Copilot created a convincing Powerpoint slideshow
It did not understand my request to make the presentation more “colourful” and referred me back to manual Powerpoint tools.
Finally, we looked at a Microsoft Teams meeting.
Copilot identified themes and offered summaries of various threads which had run through the discussion. It could also summarise what one particular person had said if required, and in the event of a disagreement, it was able to offer, in a chart format, the pros and cons which had been debated. All of this took a few seconds.
It has been programmed not to answer questions about the performance of individuals in meetings – such as who was the best speaker (or worst).
I asked Mr Snyder whether he thought anyone would actually bother attending meetings, once they realised that Copilot could save them the time and effort.
“A lot of meetings might become webinars,” he joked.
The tech currently cannot differentiate between people who are on Teams but siting together sharing one device, unless they verbally cue each other.
Copilot will cost $30 per month (which works out at around £25 in the UK). It is internet-connected and does not work offline.

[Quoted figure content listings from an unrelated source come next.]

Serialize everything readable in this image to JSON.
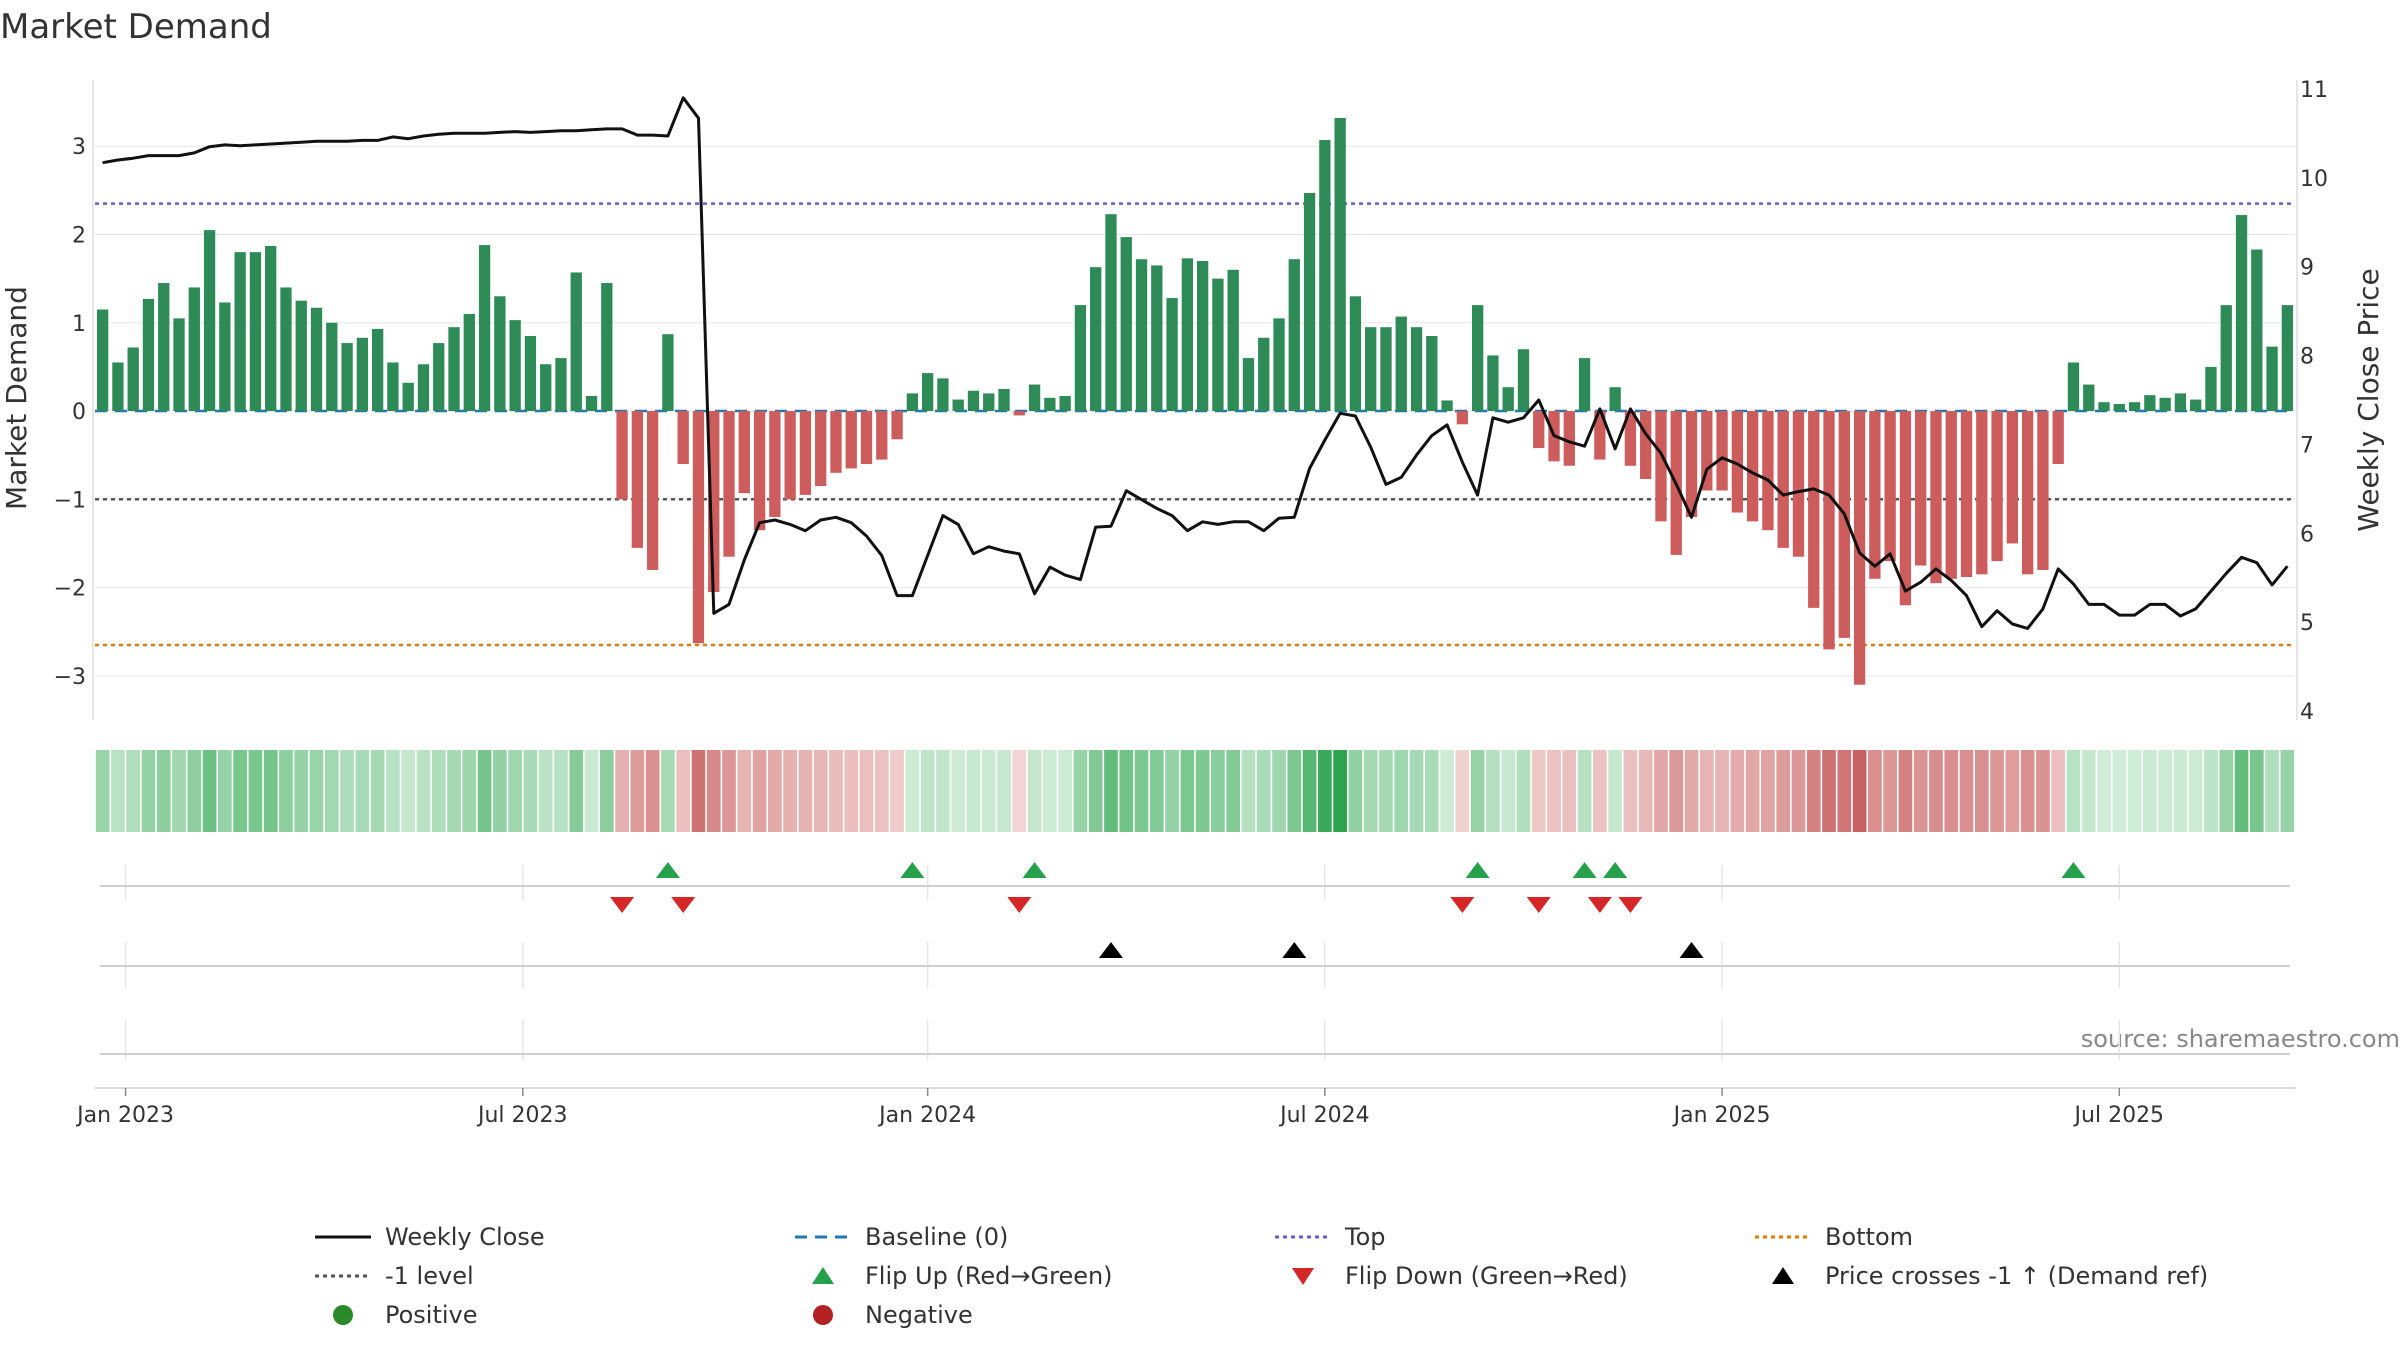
{
  "title": "Market Demand",
  "source": "source: sharemaestro.com",
  "colors": {
    "positive": "#2e8b57",
    "negative": "#cd5c5c",
    "line": "#111111",
    "baseline": "#1f77b4",
    "top": "#6a5acd",
    "bottom": "#e07b00",
    "minus_one": "#555555",
    "flip_up": "#27a04b",
    "flip_down": "#d62728",
    "cross": "#000000",
    "legend_positive": "#2a8a2a",
    "legend_negative": "#b22222",
    "grid": "#e6e6e6"
  },
  "chart_data": {
    "type": "bar+line",
    "title": "Market Demand",
    "ylabel": "Market Demand",
    "y2label": "Weekly Close Price",
    "ylim": [
      -3.5,
      3.75
    ],
    "y2lim": [
      3.9,
      11.1
    ],
    "yticks": [
      "3",
      "2",
      "1",
      "0",
      "−1",
      "−2",
      "−3"
    ],
    "y2ticks": [
      "11",
      "10",
      "9",
      "8",
      "7",
      "6",
      "5",
      "4"
    ],
    "x_ticks": [
      {
        "label": "Jan 2023",
        "week": 2
      },
      {
        "label": "Jul 2023",
        "week": 28
      },
      {
        "label": "Jan 2024",
        "week": 54.5
      },
      {
        "label": "Jul 2024",
        "week": 80.5
      },
      {
        "label": "Jan 2025",
        "week": 106.5
      },
      {
        "label": "Jul 2025",
        "week": 132.5
      }
    ],
    "reference_lines": {
      "top": 2.35,
      "bottom": -2.65,
      "minus_one": -1,
      "baseline": 0
    },
    "demand": [
      1.15,
      0.55,
      0.72,
      1.27,
      1.45,
      1.05,
      1.4,
      2.05,
      1.23,
      1.8,
      1.8,
      1.87,
      1.4,
      1.25,
      1.17,
      1.0,
      0.77,
      0.83,
      0.93,
      0.55,
      0.32,
      0.53,
      0.77,
      0.95,
      1.1,
      1.88,
      1.3,
      1.03,
      0.85,
      0.53,
      0.6,
      1.57,
      0.17,
      1.45,
      -1.0,
      -1.55,
      -1.8,
      0.87,
      -0.6,
      -2.63,
      -2.05,
      -1.65,
      -0.93,
      -1.35,
      -1.2,
      -1.0,
      -0.95,
      -0.85,
      -0.7,
      -0.65,
      -0.6,
      -0.55,
      -0.32,
      0.2,
      0.43,
      0.37,
      0.13,
      0.23,
      0.2,
      0.25,
      -0.05,
      0.3,
      0.15,
      0.17,
      1.2,
      1.63,
      2.23,
      1.97,
      1.72,
      1.65,
      1.28,
      1.73,
      1.7,
      1.5,
      1.6,
      0.6,
      0.83,
      1.05,
      1.72,
      2.47,
      3.07,
      3.32,
      1.3,
      0.95,
      0.95,
      1.07,
      0.95,
      0.85,
      0.12,
      -0.15,
      1.2,
      0.63,
      0.27,
      0.7,
      -0.42,
      -0.57,
      -0.62,
      0.6,
      -0.55,
      0.27,
      -0.62,
      -0.77,
      -1.25,
      -1.63,
      -1.2,
      -0.9,
      -0.9,
      -1.15,
      -1.25,
      -1.35,
      -1.55,
      -1.65,
      -2.23,
      -2.7,
      -2.57,
      -3.1,
      -1.9,
      -1.7,
      -2.2,
      -1.75,
      -1.95,
      -1.9,
      -1.88,
      -1.85,
      -1.7,
      -1.5,
      -1.85,
      -1.8,
      -0.6,
      0.55,
      0.3,
      0.1,
      0.08,
      0.1,
      0.18,
      0.15,
      0.2,
      0.13,
      0.5,
      1.2,
      2.22,
      1.83,
      0.73,
      1.2
    ],
    "weekly_close": [
      10.17,
      10.2,
      10.22,
      10.25,
      10.25,
      10.25,
      10.28,
      10.35,
      10.37,
      10.36,
      10.37,
      10.38,
      10.39,
      10.4,
      10.41,
      10.41,
      10.41,
      10.42,
      10.42,
      10.46,
      10.44,
      10.47,
      10.49,
      10.5,
      10.5,
      10.5,
      10.51,
      10.52,
      10.51,
      10.52,
      10.53,
      10.53,
      10.54,
      10.55,
      10.55,
      10.48,
      10.48,
      10.47,
      10.9,
      10.67,
      5.1,
      5.2,
      5.7,
      6.12,
      6.15,
      6.1,
      6.03,
      6.15,
      6.18,
      6.12,
      5.97,
      5.75,
      5.3,
      5.3,
      5.75,
      6.2,
      6.1,
      5.77,
      5.85,
      5.8,
      5.77,
      5.32,
      5.62,
      5.53,
      5.48,
      6.07,
      6.08,
      6.48,
      6.38,
      6.28,
      6.2,
      6.03,
      6.13,
      6.1,
      6.13,
      6.13,
      6.03,
      6.17,
      6.18,
      6.73,
      7.05,
      7.35,
      7.32,
      6.97,
      6.55,
      6.63,
      6.88,
      7.1,
      7.22,
      6.8,
      6.43,
      7.3,
      7.25,
      7.3,
      7.5,
      7.1,
      7.03,
      6.98,
      7.4,
      6.95,
      7.4,
      7.12,
      6.9,
      6.55,
      6.18,
      6.72,
      6.85,
      6.78,
      6.68,
      6.6,
      6.43,
      6.47,
      6.5,
      6.43,
      6.22,
      5.78,
      5.63,
      5.77,
      5.35,
      5.45,
      5.6,
      5.47,
      5.3,
      4.95,
      5.13,
      4.98,
      4.93,
      5.15,
      5.6,
      5.43,
      5.2,
      5.2,
      5.08,
      5.08,
      5.2,
      5.2,
      5.07,
      5.15,
      5.35,
      5.55,
      5.73,
      5.67,
      5.42,
      5.63
    ],
    "flip_up_weeks": [
      37,
      53,
      61,
      90,
      97,
      99,
      129
    ],
    "flip_down_weeks": [
      34,
      38,
      60,
      89,
      94,
      98,
      100
    ],
    "price_cross_weeks": [
      66,
      78,
      104
    ],
    "legend": [
      {
        "label": "Weekly Close",
        "kind": "line-solid",
        "color_key": "line"
      },
      {
        "label": "Baseline (0)",
        "kind": "line-dash",
        "color_key": "baseline"
      },
      {
        "label": "Top",
        "kind": "line-dot",
        "color_key": "top"
      },
      {
        "label": "Bottom",
        "kind": "line-dot",
        "color_key": "bottom"
      },
      {
        "label": "-1 level",
        "kind": "line-dot",
        "color_key": "minus_one"
      },
      {
        "label": "Flip Up (Red→Green)",
        "kind": "tri-up",
        "color_key": "flip_up"
      },
      {
        "label": "Flip Down (Green→Red)",
        "kind": "tri-down",
        "color_key": "flip_down"
      },
      {
        "label": "Price crosses -1 ↑ (Demand ref)",
        "kind": "tri-up",
        "color_key": "cross"
      },
      {
        "label": "Positive",
        "kind": "dot",
        "color_key": "legend_positive"
      },
      {
        "label": "Negative",
        "kind": "dot",
        "color_key": "legend_negative"
      }
    ]
  }
}
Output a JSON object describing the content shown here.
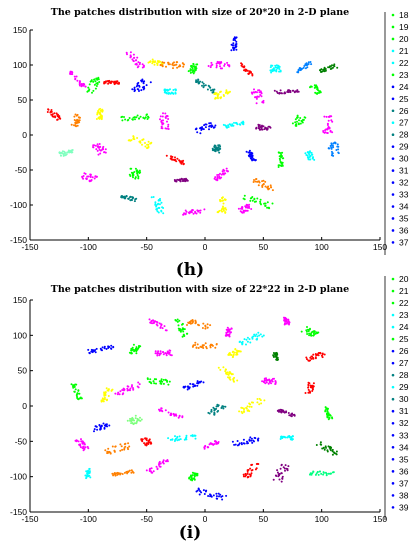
{
  "chart_data": [
    {
      "type": "scatter",
      "title": "The patches distribution with size of 20*20 in 2-D plane",
      "panel_label": "(h)",
      "xlim": [
        -150,
        150
      ],
      "ylim": [
        -150,
        150
      ],
      "xticks": [
        "-150",
        "-100",
        "-50",
        "0",
        "50",
        "100",
        "150"
      ],
      "yticks": [
        "150",
        "100",
        "50",
        "0",
        "-50",
        "-100",
        "-150"
      ],
      "legend": [
        "18",
        "19",
        "20",
        "21",
        "22",
        "23",
        "24",
        "25",
        "26",
        "27",
        "28",
        "29",
        "30",
        "31",
        "32",
        "33",
        "34",
        "35",
        "36",
        "37"
      ],
      "legend_placement": "right",
      "clusters": [
        {
          "x": 25,
          "y": 130,
          "c": "#0000ff"
        },
        {
          "x": -60,
          "y": 108,
          "c": "#ff00ff"
        },
        {
          "x": -42,
          "y": 103,
          "c": "#ffff00"
        },
        {
          "x": -28,
          "y": 100,
          "c": "#ff8000"
        },
        {
          "x": -10,
          "y": 95,
          "c": "#00ff00"
        },
        {
          "x": 12,
          "y": 100,
          "c": "#ff00ff"
        },
        {
          "x": 35,
          "y": 93,
          "c": "#ff0000"
        },
        {
          "x": 60,
          "y": 95,
          "c": "#00ffff"
        },
        {
          "x": 85,
          "y": 97,
          "c": "#0080ff"
        },
        {
          "x": 105,
          "y": 95,
          "c": "#008000"
        },
        {
          "x": -110,
          "y": 80,
          "c": "#ff00ff"
        },
        {
          "x": -95,
          "y": 72,
          "c": "#00ff00"
        },
        {
          "x": -80,
          "y": 75,
          "c": "#ff0000"
        },
        {
          "x": -55,
          "y": 70,
          "c": "#0000ff"
        },
        {
          "x": -30,
          "y": 62,
          "c": "#00ffff"
        },
        {
          "x": 0,
          "y": 70,
          "c": "#008080"
        },
        {
          "x": 15,
          "y": 58,
          "c": "#ffff00"
        },
        {
          "x": 45,
          "y": 55,
          "c": "#ff00ff"
        },
        {
          "x": 70,
          "y": 62,
          "c": "#800080"
        },
        {
          "x": 95,
          "y": 65,
          "c": "#00ff00"
        },
        {
          "x": -130,
          "y": 30,
          "c": "#ff0000"
        },
        {
          "x": -110,
          "y": 20,
          "c": "#ff8000"
        },
        {
          "x": -90,
          "y": 30,
          "c": "#ffff00"
        },
        {
          "x": -60,
          "y": 25,
          "c": "#00ff00"
        },
        {
          "x": -35,
          "y": 20,
          "c": "#ff00ff"
        },
        {
          "x": 0,
          "y": 10,
          "c": "#0000ff"
        },
        {
          "x": 25,
          "y": 15,
          "c": "#00ffff"
        },
        {
          "x": 50,
          "y": 10,
          "c": "#800080"
        },
        {
          "x": 80,
          "y": 20,
          "c": "#00ff00"
        },
        {
          "x": 105,
          "y": 15,
          "c": "#ff00ff"
        },
        {
          "x": -118,
          "y": -25,
          "c": "#80ffbf"
        },
        {
          "x": -90,
          "y": -20,
          "c": "#ff00ff"
        },
        {
          "x": -55,
          "y": -10,
          "c": "#ffff00"
        },
        {
          "x": -25,
          "y": -35,
          "c": "#ff0000"
        },
        {
          "x": 10,
          "y": -20,
          "c": "#008080"
        },
        {
          "x": 40,
          "y": -30,
          "c": "#0000ff"
        },
        {
          "x": 65,
          "y": -35,
          "c": "#00ff00"
        },
        {
          "x": 90,
          "y": -30,
          "c": "#00ffff"
        },
        {
          "x": 110,
          "y": -20,
          "c": "#0080ff"
        },
        {
          "x": -100,
          "y": -60,
          "c": "#ff00ff"
        },
        {
          "x": -60,
          "y": -55,
          "c": "#00ff00"
        },
        {
          "x": -20,
          "y": -65,
          "c": "#800080"
        },
        {
          "x": 15,
          "y": -55,
          "c": "#ff00ff"
        },
        {
          "x": 50,
          "y": -70,
          "c": "#ff8000"
        },
        {
          "x": -65,
          "y": -90,
          "c": "#008080"
        },
        {
          "x": -40,
          "y": -100,
          "c": "#00ffff"
        },
        {
          "x": -10,
          "y": -110,
          "c": "#ff00ff"
        },
        {
          "x": 15,
          "y": -100,
          "c": "#ffff00"
        },
        {
          "x": 35,
          "y": -105,
          "c": "#ff00ff"
        },
        {
          "x": 45,
          "y": -95,
          "c": "#00ff00"
        }
      ]
    },
    {
      "type": "scatter",
      "title": "The patches distribution with size of 22*22 in 2-D plane",
      "panel_label": "(i)",
      "xlim": [
        -150,
        150
      ],
      "ylim": [
        -150,
        150
      ],
      "xticks": [
        "-150",
        "-100",
        "-50",
        "0",
        "50",
        "100",
        "150"
      ],
      "yticks": [
        "150",
        "100",
        "50",
        "0",
        "-50",
        "-100",
        "-150"
      ],
      "legend": [
        "20",
        "21",
        "22",
        "23",
        "24",
        "25",
        "26",
        "27",
        "28",
        "29",
        "30",
        "31",
        "32",
        "33",
        "34",
        "35",
        "36",
        "37",
        "38",
        "39"
      ],
      "legend_placement": "right",
      "clusters": [
        {
          "x": 70,
          "y": 120,
          "c": "#ff00ff"
        },
        {
          "x": 90,
          "y": 105,
          "c": "#00ff00"
        },
        {
          "x": -40,
          "y": 115,
          "c": "#ff00ff"
        },
        {
          "x": -20,
          "y": 110,
          "c": "#00ff00"
        },
        {
          "x": -5,
          "y": 115,
          "c": "#ff8000"
        },
        {
          "x": 20,
          "y": 105,
          "c": "#ff00ff"
        },
        {
          "x": 40,
          "y": 95,
          "c": "#00ffff"
        },
        {
          "x": -90,
          "y": 80,
          "c": "#0000ff"
        },
        {
          "x": -60,
          "y": 80,
          "c": "#00ff00"
        },
        {
          "x": -35,
          "y": 75,
          "c": "#ff00ff"
        },
        {
          "x": 0,
          "y": 85,
          "c": "#ff8000"
        },
        {
          "x": 25,
          "y": 75,
          "c": "#ffff00"
        },
        {
          "x": 60,
          "y": 70,
          "c": "#008000"
        },
        {
          "x": 95,
          "y": 70,
          "c": "#ff0000"
        },
        {
          "x": -110,
          "y": 20,
          "c": "#00ff00"
        },
        {
          "x": -85,
          "y": 15,
          "c": "#ffff00"
        },
        {
          "x": -65,
          "y": 25,
          "c": "#ff00ff"
        },
        {
          "x": -40,
          "y": 35,
          "c": "#00ff00"
        },
        {
          "x": -10,
          "y": 30,
          "c": "#0000ff"
        },
        {
          "x": 20,
          "y": 45,
          "c": "#ffff00"
        },
        {
          "x": 55,
          "y": 35,
          "c": "#ff00ff"
        },
        {
          "x": 90,
          "y": 25,
          "c": "#ff0000"
        },
        {
          "x": -90,
          "y": -30,
          "c": "#0000ff"
        },
        {
          "x": -60,
          "y": -20,
          "c": "#80ff80"
        },
        {
          "x": -30,
          "y": -10,
          "c": "#ff00ff"
        },
        {
          "x": 10,
          "y": -5,
          "c": "#008080"
        },
        {
          "x": 40,
          "y": 0,
          "c": "#ffff00"
        },
        {
          "x": 70,
          "y": -10,
          "c": "#800080"
        },
        {
          "x": 105,
          "y": -10,
          "c": "#00ff00"
        },
        {
          "x": -105,
          "y": -55,
          "c": "#ff00ff"
        },
        {
          "x": -75,
          "y": -60,
          "c": "#ff8000"
        },
        {
          "x": -50,
          "y": -50,
          "c": "#ff0000"
        },
        {
          "x": -20,
          "y": -45,
          "c": "#00ffff"
        },
        {
          "x": 5,
          "y": -55,
          "c": "#ff00ff"
        },
        {
          "x": 35,
          "y": -50,
          "c": "#0000ff"
        },
        {
          "x": 70,
          "y": -45,
          "c": "#00ffff"
        },
        {
          "x": 105,
          "y": -60,
          "c": "#008000"
        },
        {
          "x": -100,
          "y": -95,
          "c": "#00ffff"
        },
        {
          "x": -70,
          "y": -95,
          "c": "#ff8000"
        },
        {
          "x": -40,
          "y": -85,
          "c": "#ff00ff"
        },
        {
          "x": -10,
          "y": -100,
          "c": "#00ff00"
        },
        {
          "x": 5,
          "y": -125,
          "c": "#0000ff"
        },
        {
          "x": 40,
          "y": -90,
          "c": "#ff0000"
        },
        {
          "x": 65,
          "y": -95,
          "c": "#800080"
        },
        {
          "x": 100,
          "y": -95,
          "c": "#00ff80"
        }
      ]
    }
  ]
}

Critics say this kind of tech is likely to lead to a huge disruption in admin-based jobs.
Carissa Veliz, associate professor at Oxford University’s Institute for Ethics in AI, said she was also concerned about people becoming overly dependent on such tools.
“What happens if the tech fails, or it might be hacked? There might be a glitch, or they might institute new policies that you might not agree with. And then, if you’re so hooked on the system that you feel that you can’t do without it anymore, what happens then?” she said.